A one-day symposium on eating in the Anthropocene

Friday, February 9, 2017

10:00-5:00 pm | New North 204 | Georgetown University

Full Schedule below. Please see here for speaker bios.

9:30 – 10:00    |   Coffee and bagels

10:00 – 10:15     Opening remarks

10:15 – 12:00     Panel: Food and Beyond

“What is food?” Ivy Ken, Sociology, George Washington University

“Burgers in the Age of Black Capitalism: Looking Beyond Food in the Conversation about Obesity,” Marcia Chatelain, History, Georgetown University

12:00 – 1:15    |   Lunch

1:15 – 3:00         Panel: Eating Injustice

“Food Justice for All?
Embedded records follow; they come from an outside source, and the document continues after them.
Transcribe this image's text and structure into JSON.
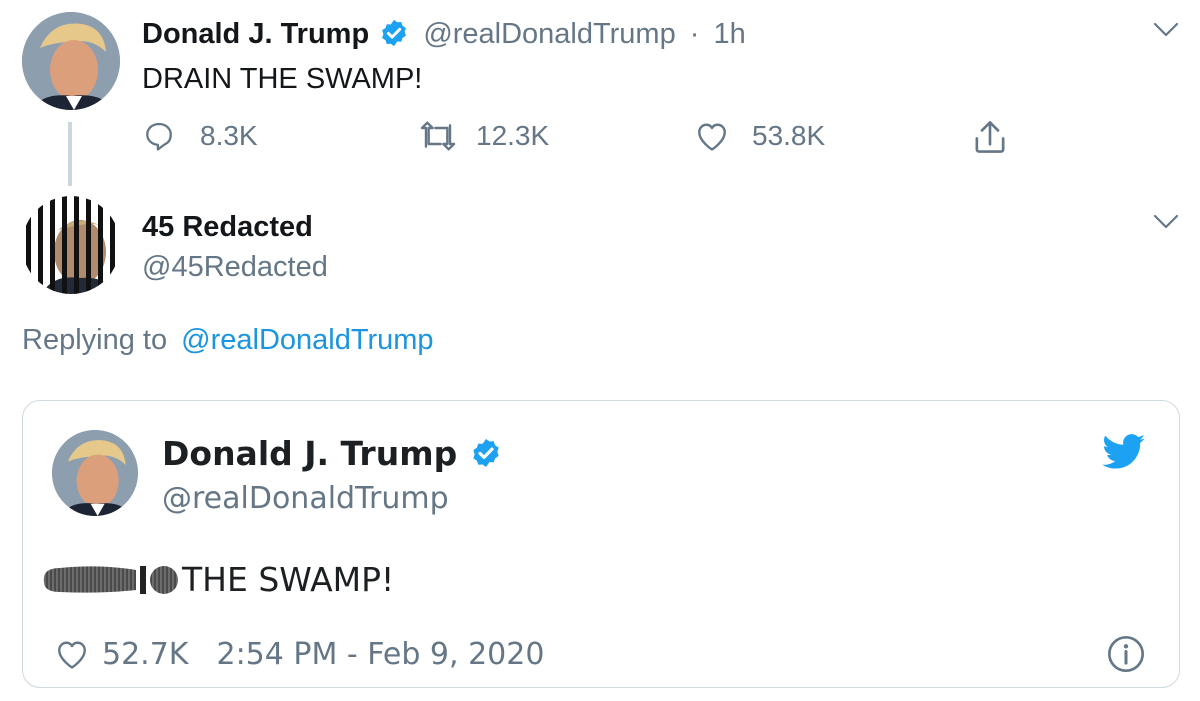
{
  "tweet": {
    "author_name": "Donald J. Trump",
    "handle": "@realDonaldTrump",
    "time_sep": "·",
    "time": "1h",
    "text": "DRAIN THE SWAMP!",
    "actions": {
      "replies": "8.3K",
      "retweets": "12.3K",
      "likes": "53.8K"
    }
  },
  "reply": {
    "author_name": "45 Redacted",
    "handle": "@45Redacted",
    "replying_prefix": "Replying to",
    "replying_handle": "@realDonaldTrump"
  },
  "embedded": {
    "author_name": "Donald J. Trump",
    "handle": "@realDonaldTrump",
    "text": "THE SWAMP!",
    "likes": "52.7K",
    "timestamp": "2:54 PM - Feb 9, 2020"
  },
  "colors": {
    "verified": "#1da1f2",
    "link": "#1b95e0",
    "muted": "#657786"
  }
}
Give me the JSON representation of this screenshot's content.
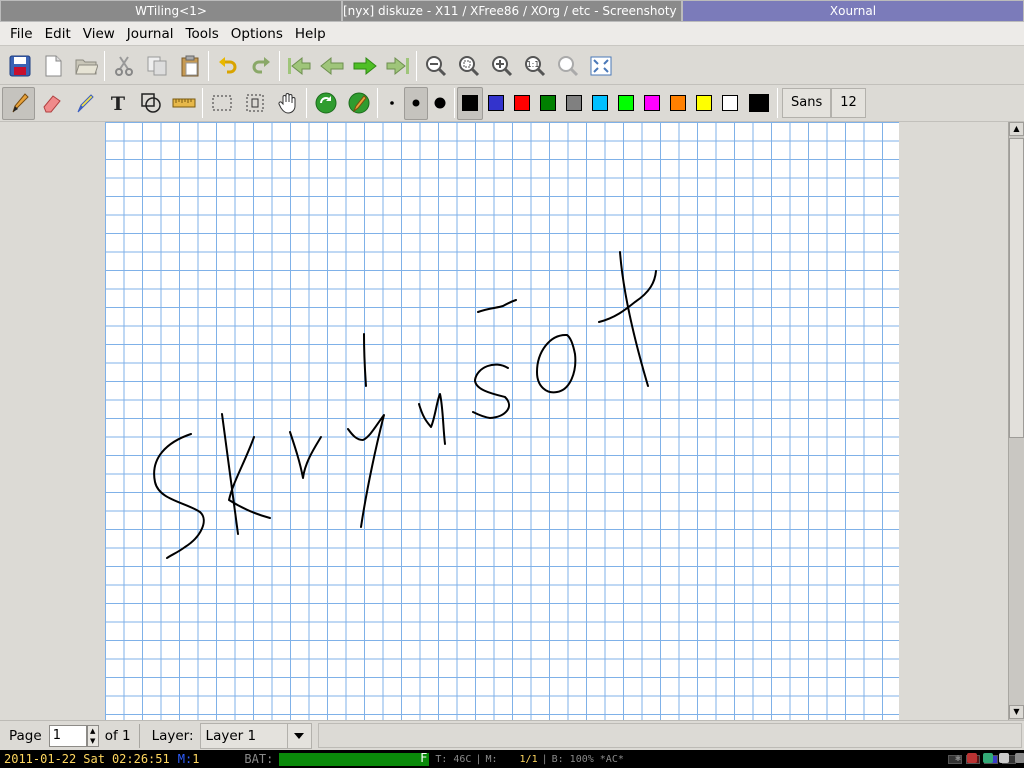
{
  "wm_tabs": [
    {
      "title": "WTiling<1>",
      "active": false
    },
    {
      "title": "[nyx] diskuze - X11 / XFree86 / XOrg / etc - Screenshoty ...",
      "active": false
    },
    {
      "title": "Xournal",
      "active": true
    }
  ],
  "menu": [
    "File",
    "Edit",
    "View",
    "Journal",
    "Tools",
    "Options",
    "Help"
  ],
  "toolbar_main_icons": [
    "save-icon",
    "new-page-icon",
    "open-folder-icon",
    "cut-icon",
    "copy-icon",
    "paste-icon",
    "undo-icon",
    "redo-icon",
    "first-page-icon",
    "previous-page-icon",
    "next-page-icon",
    "last-page-icon",
    "zoom-out-icon",
    "zoom-fit-page-icon",
    "zoom-in-icon",
    "zoom-100-icon",
    "zoom-set-icon",
    "fullscreen-icon"
  ],
  "toolbar_pen": {
    "tools": [
      "pen-icon",
      "eraser-icon",
      "highlighter-icon",
      "text-icon",
      "shape-recognizer-icon",
      "ruler-icon",
      "select-rectangle-icon",
      "select-region-icon",
      "hand-icon",
      "default-tool-icon",
      "default-pen-icon"
    ],
    "active_tool": "pen",
    "thickness": [
      "thin",
      "medium",
      "thick"
    ],
    "selected_thickness": "medium",
    "colors": [
      "#000000",
      "#3333cc",
      "#ff0000",
      "#008000",
      "#808080",
      "#00c0ff",
      "#00ff00",
      "#ff00ff",
      "#ff8000",
      "#ffff00",
      "#ffffff"
    ],
    "selected_color": "#000000",
    "current_color": "#000000",
    "font_name": "Sans",
    "font_size": "12"
  },
  "pagebar": {
    "page_label": "Page",
    "page_value": "1",
    "of_label": "of 1",
    "layer_label": "Layer:",
    "layer_value": "Layer 1"
  },
  "sysbar": {
    "date": "2011-01-22",
    "day": "Sat",
    "time": "02:26:51",
    "mail_label": "M:",
    "mail_count": "1",
    "bat_label": "BAT:",
    "bat_state": "F",
    "temp": "T: 46C",
    "mem": "M:",
    "tag": "1/1",
    "brightness": "B: 100% *AC*"
  },
  "colors": {
    "grid": "#7fb1e8",
    "ink": "#000000",
    "active_tab": "#7b7bba",
    "battery_fill": "#0a8a0a"
  }
}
Who Eats Well Today in the US,” Yuki Kato, Sociology, Georgetown University

“The Melting Glacier of Food’: Environmentalist Demonizing of Fatness,” Abby Wilkerson, Writing, George Washington University

3:00 – 3:15     |  Coffee break

3:15 – 5:00         Keynote: “Unclean Eating: Mutual Aid, Compost, and Fermentation,”   Alexis Shotwell, Sociology, Carleton University

Abstract: Conceptions of food purity have historically manifested in a range of religious and health practices. In our time of human-caused earthly devastation, “clean eating” has infused a health practice with a religious tone in a new mode. In many gyms and online fora eating clean means eating unprocessed foods with dense nutritional values and minimal sugar. Many clean eaters share an explicit goal of physical optimization. In this paper, I ask whether clean eating can be understood as a failing attempt to personally transcend our messy connection with our damaged planet. I suggest that too often injunctions to eat clean apply an extractive, narcissistic logic of purification that fits sadly well into capitalism’s praxis — and that simultaneously these practices will not actually save us. Instead of pursuing an individualizing health project of self-protection, I argue for practices of nourishing complexity. Unclean eating means perceiving our implication in this world and practicing consumption that can result in more possibilities for ongoingness. At scales from the microbiotic to the planetary, I look to mutual aid, compost, and fermentation for suggestions for flourishing.